I read on a blog once, Jen Hatmaker, I believe, (LOVE HER) that we should be with the ones we are with. She has a cell phone bowl by the door and people check in their phones as they enter.  Above the bowl she has said quote, “Be with the ones you are with” My kids are so sick of me saying this.  Aside from ending in a preposition, it has snap to it.  I like it.  No, I LOVE it. How can technology in America be so advanced and yet have gone so awry at the same time? Have we lost our minds? I plead the fifth.

If I make my kids pick up the phone and call someone, they act like I have lost my mind! “But what if I interrupt them?” (like a text doesn’t)  “What if they can’t talk?” (but they can text?) and my personal favorite,”It’s just so much easier to text!”  REALLY? I can see if it’s just a sentence or two but beyond that I lose all patience.  It really came to a head when my 17 yo shared with me one of the latest apps he’s discovered that allows you to “voice” text.  Sounded great! I never did get over the loss of my keyboard when I switched phones.  Wouldn’t it be great to not have to type all those words out? I was pleased as punch til my ever so down to earth, common-sensical husband pointed out–isn’t that just like talking on the phone?  I know.  We are hopelessly old-fashioned.

What about relationships? Can they really be had, truly in depth, without face to face or at least voice to voice communication? I would much rather my daughter arrange a play date (or whatever she prefers to call it now that the is a young adult) with her friends that spend hours texting them.  Especially when she is running errands with me. I sometimes feel invisible and that makes me grumpy. We Americans don’t even know our neighbors by and large because we drive into our garages and walk through the adjoining door without having to interact with anyone! Except hopefully our family. But then how many times have I looked up to find that all of us are decidedly “lost” in our own electronic worlds.  Even the little one??? This is not what I had in mind for family togetherness.  Lord have mercy on us.  Seriously.
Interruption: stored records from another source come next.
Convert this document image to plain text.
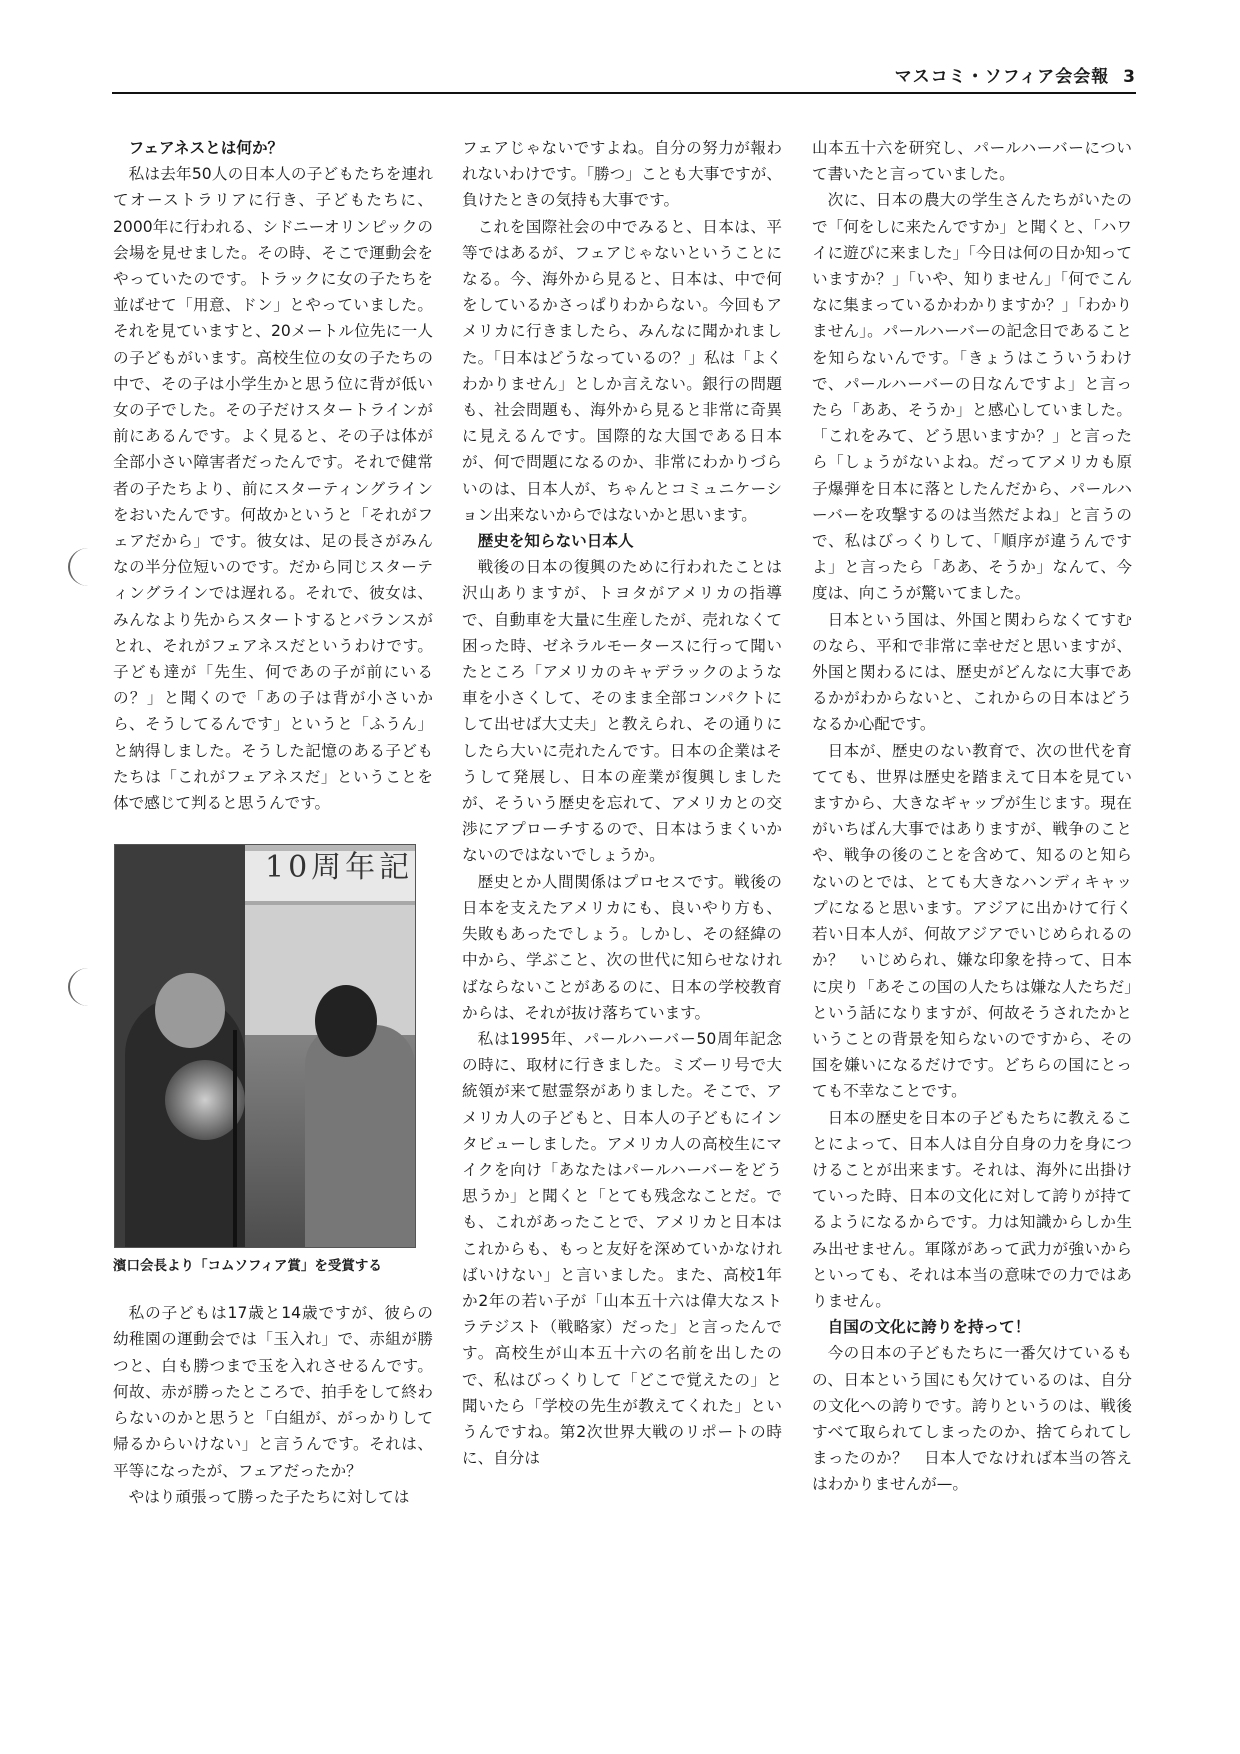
マスコミ・ソフィア会会報 3
フェアネスとは何か？

私は去年50人の日本人の子どもたちを連れてオーストラリアに行き、子どもたちに、2000年に行われる、シドニーオリンピックの会場を見せました。その時、そこで運動会をやっていたのです。トラックに女の子たちを並ばせて「用意、ドン」とやっていました。それを見ていますと、20メートル位先に一人の子どもがいます。高校生位の女の子たちの中で、その子は小学生かと思う位に背が低い女の子でした。その子だけスタートラインが前にあるんです。よく見ると、その子は体が全部小さい障害者だったんです。それで健常者の子たちより、前にスターティングラインをおいたんです。何故かというと「それがフェアだから」です。彼女は、足の長さがみんなの半分位短いのです。だから同じスターティングラインでは遅れる。それで、彼女は、みんなより先からスタートするとバランスがとれ、それがフェアネスだというわけです。子ども達が「先生、何であの子が前にいるの？」と聞くので「あの子は背が小さいから、そうしてるんです」というと「ふうん」と納得しました。そうした記憶のある子どもたちは「これがフェアネスだ」ということを体で感じて判ると思うんです。

10周年記
濱口会長より「コムソフィア賞」を受賞する

私の子どもは17歳と14歳ですが、彼らの幼稚園の運動会では「玉入れ」で、赤組が勝つと、白も勝つまで玉を入れさせるんです。何故、赤が勝ったところで、拍手をして終わらないのかと思うと「白組が、がっかりして帰るからいけない」と言うんです。それは、平等になったが、フェアだったか？

やはり頑張って勝った子たちに対しては

フェアじゃないですよね。自分の努力が報われないわけです。「勝つ」ことも大事ですが、負けたときの気持も大事です。

これを国際社会の中でみると、日本は、平等ではあるが、フェアじゃないということになる。今、海外から見ると、日本は、中で何をしているかさっぱりわからない。今回もアメリカに行きましたら、みんなに聞かれました。「日本はどうなっているの？」私は「よくわかりません」としか言えない。銀行の問題も、社会問題も、海外から見ると非常に奇異に見えるんです。国際的な大国である日本が、何で問題になるのか、非常にわかりづらいのは、日本人が、ちゃんとコミュニケーション出来ないからではないかと思います。

歴史を知らない日本人

戦後の日本の復興のために行われたことは沢山ありますが、トヨタがアメリカの指導で、自動車を大量に生産したが、売れなくて困った時、ゼネラルモータースに行って聞いたところ「アメリカのキャデラックのような車を小さくして、そのまま全部コンパクトにして出せば大丈夫」と教えられ、その通りにしたら大いに売れたんです。日本の企業はそうして発展し、日本の産業が復興しましたが、そういう歴史を忘れて、アメリカとの交渉にアプローチするので、日本はうまくいかないのではないでしょうか。

歴史とか人間関係はプロセスです。戦後の日本を支えたアメリカにも、良いやり方も、失敗もあったでしょう。しかし、その経緯の中から、学ぶこと、次の世代に知らせなければならないことがあるのに、日本の学校教育からは、それが抜け落ちています。

私は1995年、パールハーバー50周年記念の時に、取材に行きました。ミズーリ号で大統領が来て慰霊祭がありました。そこで、アメリカ人の子どもと、日本人の子どもにインタビューしました。アメリカ人の高校生にマイクを向け「あなたはパールハーバーをどう思うか」と聞くと「とても残念なことだ。でも、これがあったことで、アメリカと日本はこれからも、もっと友好を深めていかなければいけない」と言いました。また、高校1年か2年の若い子が「山本五十六は偉大なストラテジスト（戦略家）だった」と言ったんです。高校生が山本五十六の名前を出したので、私はびっくりして「どこで覚えたの」と聞いたら「学校の先生が教えてくれた」というんですね。第2次世界大戦のリポートの時に、自分は

山本五十六を研究し、パールハーバーについて書いたと言っていました。

次に、日本の農大の学生さんたちがいたので「何をしに来たんですか」と聞くと、「ハワイに遊びに来ました」「今日は何の日か知っていますか？」「いや、知りません」「何でこんなに集まっているかわかりますか？」「わかりません」。パールハーバーの記念日であることを知らないんです。「きょうはこういうわけで、パールハーバーの日なんですよ」と言ったら「ああ、そうか」と感心していました。「これをみて、どう思いますか？」と言ったら「しょうがないよね。だってアメリカも原子爆弾を日本に落としたんだから、パールハーバーを攻撃するのは当然だよね」と言うので、私はびっくりして、「順序が違うんですよ」と言ったら「ああ、そうか」なんて、今度は、向こうが驚いてました。

日本という国は、外国と関わらなくてすむのなら、平和で非常に幸せだと思いますが、外国と関わるには、歴史がどんなに大事であるかがわからないと、これからの日本はどうなるか心配です。

日本が、歴史のない教育で、次の世代を育てても、世界は歴史を踏まえて日本を見ていますから、大きなギャップが生じます。現在がいちばん大事ではありますが、戦争のことや、戦争の後のことを含めて、知るのと知らないのとでは、とても大きなハンディキャップになると思います。アジアに出かけて行く若い日本人が、何故アジアでいじめられるのか？　いじめられ、嫌な印象を持って、日本に戻り「あそこの国の人たちは嫌な人たちだ」という話になりますが、何故そうされたかということの背景を知らないのですから、その国を嫌いになるだけです。どちらの国にとっても不幸なことです。

日本の歴史を日本の子どもたちに教えることによって、日本人は自分自身の力を身につけることが出来ます。それは、海外に出掛けていった時、日本の文化に対して誇りが持てるようになるからです。力は知識からしか生み出せません。軍隊があって武力が強いからといっても、それは本当の意味での力ではありません。

自国の文化に誇りを持って！

今の日本の子どもたちに一番欠けているもの、日本という国にも欠けているのは、自分の文化への誇りです。誇りというのは、戦後すべて取られてしまったのか、捨てられてしまったのか？　日本人でなければ本当の答えはわかりませんが—。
So while you will find me curled up in bed with my phone late nights, poring over Dickens or Austen or another beloved author, you will not find me posting blogs from my phone or creating lists on my phone or cleaning my house with my phone (ok perhaps a slight exaggeration). And be forewarned that very often I do not answer texts til hours later. I’m not ignoring you. I just am busy with my wonderful family. Living in the moment. Endeavoring to enjoy every short moment I have with the four most important people in my world. In person and face to face.

In fact, I might just re-learn to walk across the house or out the front door to yell for my kids to come eat dinner. Who couldn’t use just a little bit more exercise?